Artigo: “Aumento de PIS/Cofins é inconstitucional”, por Breno de Paula

Artigo: “Aumento de PIS/Cofins é inconstitucional”, por Breno de Paula

 O decreto 9.101, de 20 de julho de 2017, editado pelo Exmo. Presidente da República Michel Temer é inconstitucional.

O Poder Executivo justifica a edição do decreto, ao falar sobre o aumento das alíquotas do Programa de Integração Social (PIS) e da Contribuição para o Financiamento da Seguridade Social (Cofins) sobre a gasolina, o diesel e o etanol, que referida medida serve para compensar as dificuldades fiscais que assolam o Brasil.

O decreto determina que a alíquota subirá de R$ 0,3816 para R$ 0,7925 para o litro da gasolina e de R$ 0,2480 para R$ 0,4615 para o diesel nas refinarias. Para o litro do etanol, a alíquota passará de R$ 0,12 para R$ 0,1309 para o produtor. Para o distribuidor, a alíquota, atualmente zerada, aumentará para R$ 0,1964.

Todavia, o decreto é inconstitucional, data vênia.

A hipótese de incidência tributária nasce com o ingresso, in abstracto, no sistema normativo, de uma determinada circunstância de fato ou de fatos, descrita em momento anterior à sua própria concretização. Para que tal circunstancia ingresse no sistema normativo vigente, se faz necessário que seja posta – positivada – pela via competente. É este o entendimento doutrinário a respeito:

“Tributo é a expressão consagrada para designar a obrigação ex lege, posta a cargo de certas pessoas, de levar dinheiros aos cofres públicos. É o nome que indica a relação jurídica que se constitui no núcleo do direito tributário, já que decorre daquele mandamento legal capital, que impõe o comportamento mencionado.

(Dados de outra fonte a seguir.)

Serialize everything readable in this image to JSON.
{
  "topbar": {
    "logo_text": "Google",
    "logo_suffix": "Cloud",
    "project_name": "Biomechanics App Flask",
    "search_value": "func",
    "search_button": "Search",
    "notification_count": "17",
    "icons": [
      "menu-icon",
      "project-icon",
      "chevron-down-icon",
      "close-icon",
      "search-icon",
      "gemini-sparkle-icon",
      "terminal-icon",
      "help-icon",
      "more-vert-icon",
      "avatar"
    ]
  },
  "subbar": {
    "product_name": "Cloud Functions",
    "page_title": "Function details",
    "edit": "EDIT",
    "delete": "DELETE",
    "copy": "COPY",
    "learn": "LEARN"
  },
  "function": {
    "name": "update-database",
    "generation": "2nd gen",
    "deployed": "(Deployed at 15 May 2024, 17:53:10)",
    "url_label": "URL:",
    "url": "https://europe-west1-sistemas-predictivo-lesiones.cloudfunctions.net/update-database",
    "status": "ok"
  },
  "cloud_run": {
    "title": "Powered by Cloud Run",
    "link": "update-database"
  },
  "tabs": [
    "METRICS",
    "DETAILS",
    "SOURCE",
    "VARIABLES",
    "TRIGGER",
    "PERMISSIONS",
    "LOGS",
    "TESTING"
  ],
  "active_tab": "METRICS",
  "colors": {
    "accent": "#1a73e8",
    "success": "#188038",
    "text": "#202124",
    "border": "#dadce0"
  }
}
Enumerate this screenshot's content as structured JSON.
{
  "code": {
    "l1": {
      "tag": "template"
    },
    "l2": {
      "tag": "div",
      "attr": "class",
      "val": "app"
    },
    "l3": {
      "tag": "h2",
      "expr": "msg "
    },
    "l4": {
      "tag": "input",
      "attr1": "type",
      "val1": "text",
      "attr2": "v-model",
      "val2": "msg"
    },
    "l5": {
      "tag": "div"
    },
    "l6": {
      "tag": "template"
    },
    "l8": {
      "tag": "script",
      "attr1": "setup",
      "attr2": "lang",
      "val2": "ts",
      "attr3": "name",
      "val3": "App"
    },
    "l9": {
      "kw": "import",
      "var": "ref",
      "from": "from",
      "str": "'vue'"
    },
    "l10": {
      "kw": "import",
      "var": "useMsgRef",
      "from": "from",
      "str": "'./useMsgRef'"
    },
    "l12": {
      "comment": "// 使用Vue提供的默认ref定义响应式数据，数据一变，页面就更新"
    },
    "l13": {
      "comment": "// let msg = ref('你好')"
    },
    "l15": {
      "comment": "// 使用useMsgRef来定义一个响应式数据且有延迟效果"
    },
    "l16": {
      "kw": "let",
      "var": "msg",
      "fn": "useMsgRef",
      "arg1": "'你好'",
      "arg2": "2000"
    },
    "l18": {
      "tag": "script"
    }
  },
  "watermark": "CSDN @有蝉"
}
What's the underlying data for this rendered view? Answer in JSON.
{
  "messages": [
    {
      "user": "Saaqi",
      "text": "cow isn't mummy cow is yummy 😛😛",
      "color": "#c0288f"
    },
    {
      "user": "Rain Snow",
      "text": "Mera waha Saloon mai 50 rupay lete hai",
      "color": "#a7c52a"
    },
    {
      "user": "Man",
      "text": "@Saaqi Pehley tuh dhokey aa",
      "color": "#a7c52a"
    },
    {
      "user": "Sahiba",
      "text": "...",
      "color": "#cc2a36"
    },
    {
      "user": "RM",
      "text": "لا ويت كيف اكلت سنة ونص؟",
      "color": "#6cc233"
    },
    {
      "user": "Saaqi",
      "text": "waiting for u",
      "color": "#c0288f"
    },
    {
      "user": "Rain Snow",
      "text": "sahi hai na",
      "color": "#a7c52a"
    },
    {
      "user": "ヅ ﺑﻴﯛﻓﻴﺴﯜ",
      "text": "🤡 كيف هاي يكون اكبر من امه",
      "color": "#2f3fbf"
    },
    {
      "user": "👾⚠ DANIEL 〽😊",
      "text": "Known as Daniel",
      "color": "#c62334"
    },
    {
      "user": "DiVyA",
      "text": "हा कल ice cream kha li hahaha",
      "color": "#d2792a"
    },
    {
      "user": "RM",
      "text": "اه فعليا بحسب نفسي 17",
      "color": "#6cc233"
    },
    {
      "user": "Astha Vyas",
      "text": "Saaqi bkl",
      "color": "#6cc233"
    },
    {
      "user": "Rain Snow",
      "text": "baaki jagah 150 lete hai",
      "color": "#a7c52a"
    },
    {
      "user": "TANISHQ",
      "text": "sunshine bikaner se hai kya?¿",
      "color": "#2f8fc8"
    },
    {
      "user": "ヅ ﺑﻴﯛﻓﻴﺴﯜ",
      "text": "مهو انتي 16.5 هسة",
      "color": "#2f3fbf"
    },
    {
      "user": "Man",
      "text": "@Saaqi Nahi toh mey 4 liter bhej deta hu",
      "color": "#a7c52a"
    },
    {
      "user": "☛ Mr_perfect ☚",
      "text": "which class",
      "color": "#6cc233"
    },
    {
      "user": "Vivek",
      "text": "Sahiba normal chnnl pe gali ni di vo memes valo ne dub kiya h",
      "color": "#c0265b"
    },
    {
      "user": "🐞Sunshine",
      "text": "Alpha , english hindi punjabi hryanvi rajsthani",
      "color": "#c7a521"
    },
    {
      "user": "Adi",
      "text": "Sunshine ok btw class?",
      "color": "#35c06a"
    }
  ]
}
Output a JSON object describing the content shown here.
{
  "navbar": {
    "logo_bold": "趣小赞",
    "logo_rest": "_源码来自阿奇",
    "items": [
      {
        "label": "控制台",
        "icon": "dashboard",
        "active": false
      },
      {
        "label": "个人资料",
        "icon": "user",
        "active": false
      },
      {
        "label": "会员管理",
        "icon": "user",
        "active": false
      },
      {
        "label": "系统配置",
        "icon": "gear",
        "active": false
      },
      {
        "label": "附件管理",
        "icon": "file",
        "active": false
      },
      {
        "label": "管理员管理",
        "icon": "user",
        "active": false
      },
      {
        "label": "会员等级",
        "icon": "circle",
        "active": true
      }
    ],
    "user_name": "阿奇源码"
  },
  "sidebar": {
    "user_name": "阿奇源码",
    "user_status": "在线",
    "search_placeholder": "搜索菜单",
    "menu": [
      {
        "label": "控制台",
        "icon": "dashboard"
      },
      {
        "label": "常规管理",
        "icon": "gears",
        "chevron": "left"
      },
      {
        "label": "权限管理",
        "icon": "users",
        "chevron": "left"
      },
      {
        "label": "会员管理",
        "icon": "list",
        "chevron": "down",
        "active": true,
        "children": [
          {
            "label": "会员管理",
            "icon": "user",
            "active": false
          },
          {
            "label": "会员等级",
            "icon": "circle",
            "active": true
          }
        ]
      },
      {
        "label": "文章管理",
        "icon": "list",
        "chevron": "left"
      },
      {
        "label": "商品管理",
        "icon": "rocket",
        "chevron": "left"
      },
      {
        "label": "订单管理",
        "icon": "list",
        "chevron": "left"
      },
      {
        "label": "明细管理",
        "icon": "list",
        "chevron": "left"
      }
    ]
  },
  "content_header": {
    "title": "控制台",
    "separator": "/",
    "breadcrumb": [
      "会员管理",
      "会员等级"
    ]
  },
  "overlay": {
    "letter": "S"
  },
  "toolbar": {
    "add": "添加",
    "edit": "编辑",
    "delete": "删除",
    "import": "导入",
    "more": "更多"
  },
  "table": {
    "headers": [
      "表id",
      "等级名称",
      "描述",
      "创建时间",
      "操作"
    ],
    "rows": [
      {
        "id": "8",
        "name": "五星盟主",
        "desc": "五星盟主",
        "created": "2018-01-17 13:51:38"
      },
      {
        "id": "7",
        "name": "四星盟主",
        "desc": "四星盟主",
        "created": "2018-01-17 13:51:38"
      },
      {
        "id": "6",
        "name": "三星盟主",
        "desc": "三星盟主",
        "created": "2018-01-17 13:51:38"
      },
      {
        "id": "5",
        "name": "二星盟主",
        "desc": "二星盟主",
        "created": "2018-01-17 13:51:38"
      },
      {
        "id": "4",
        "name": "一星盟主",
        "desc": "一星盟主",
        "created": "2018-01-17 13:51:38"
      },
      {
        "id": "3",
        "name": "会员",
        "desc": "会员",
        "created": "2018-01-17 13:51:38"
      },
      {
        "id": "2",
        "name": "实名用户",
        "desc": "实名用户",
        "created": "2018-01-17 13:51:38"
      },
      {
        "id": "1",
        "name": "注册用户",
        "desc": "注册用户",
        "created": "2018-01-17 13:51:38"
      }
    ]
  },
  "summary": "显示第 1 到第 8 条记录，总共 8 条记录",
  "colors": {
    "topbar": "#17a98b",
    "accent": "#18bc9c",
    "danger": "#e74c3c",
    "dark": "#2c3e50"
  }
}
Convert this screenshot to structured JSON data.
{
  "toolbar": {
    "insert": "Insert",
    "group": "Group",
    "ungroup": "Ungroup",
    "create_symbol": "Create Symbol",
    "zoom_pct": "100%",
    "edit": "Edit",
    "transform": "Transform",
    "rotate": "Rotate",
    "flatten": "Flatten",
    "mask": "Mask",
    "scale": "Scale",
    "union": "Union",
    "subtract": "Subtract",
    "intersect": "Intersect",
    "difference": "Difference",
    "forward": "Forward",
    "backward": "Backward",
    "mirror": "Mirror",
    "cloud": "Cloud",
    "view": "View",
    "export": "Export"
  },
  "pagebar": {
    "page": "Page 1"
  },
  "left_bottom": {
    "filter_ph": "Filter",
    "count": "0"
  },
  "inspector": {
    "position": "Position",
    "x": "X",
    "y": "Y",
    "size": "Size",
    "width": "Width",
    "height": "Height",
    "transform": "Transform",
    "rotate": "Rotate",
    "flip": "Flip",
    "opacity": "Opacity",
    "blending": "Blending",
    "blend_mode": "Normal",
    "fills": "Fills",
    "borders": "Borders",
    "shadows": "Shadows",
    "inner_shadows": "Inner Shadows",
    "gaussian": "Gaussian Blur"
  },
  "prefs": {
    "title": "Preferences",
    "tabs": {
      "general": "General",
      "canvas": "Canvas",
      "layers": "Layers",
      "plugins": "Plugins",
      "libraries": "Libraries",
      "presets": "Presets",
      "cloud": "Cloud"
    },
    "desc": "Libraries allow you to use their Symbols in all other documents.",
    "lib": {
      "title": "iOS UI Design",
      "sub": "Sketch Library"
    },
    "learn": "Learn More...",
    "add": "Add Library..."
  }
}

Esta relação jurídica – que reveste todas as características estruturais da obrigação – por corresponder à categoria das obrigações ex lege, surge com a realização in concretu, num determinado momento, de um fato, previsto em lei anterior e que dela (lei) recebeu a força jurídica para determinar o surgimento desta obrigação.

Assim, uma lei descreve hipoteticamente um estado de fato, um fato ou um conjunto de circunstâncias de fato, e dispõe que a realização concreta, no mundo fenomênico, do que foi descrito, determina o nascimento de uma obrigação de pagar um tributo. ”
(GERALDO ATALIBA in Hipótese de Incidência Tributária, Ed. Malheiros, 6ª edição, pág. 53).

Desta forma, para que o sistema normativo seja válido e harmônico, se faz necessário que a via legislativa de acesso à descrição hipotética seja constitucionalmente adequada, sob pena de todo o arcabouço normativo positivo construído restar contaminado pela eiva da ilegalidade e da inconstitucionalidade.

Os atos normativos infralegais exarados pelo Poder Executivo após o advento da Constituição Federal de 1988, no sentido de alterar a alíquota do tributo, como ocorre no presente caso, encontram-se inquinados de manifesto vício de nulidade, haja vista o desrespeito ao princípio da legalidade tributária.

Com efeito, conforme disposto no artigo 150, I, da Constituição Federal, apenas a lei pode instituir ou aumentar tributos.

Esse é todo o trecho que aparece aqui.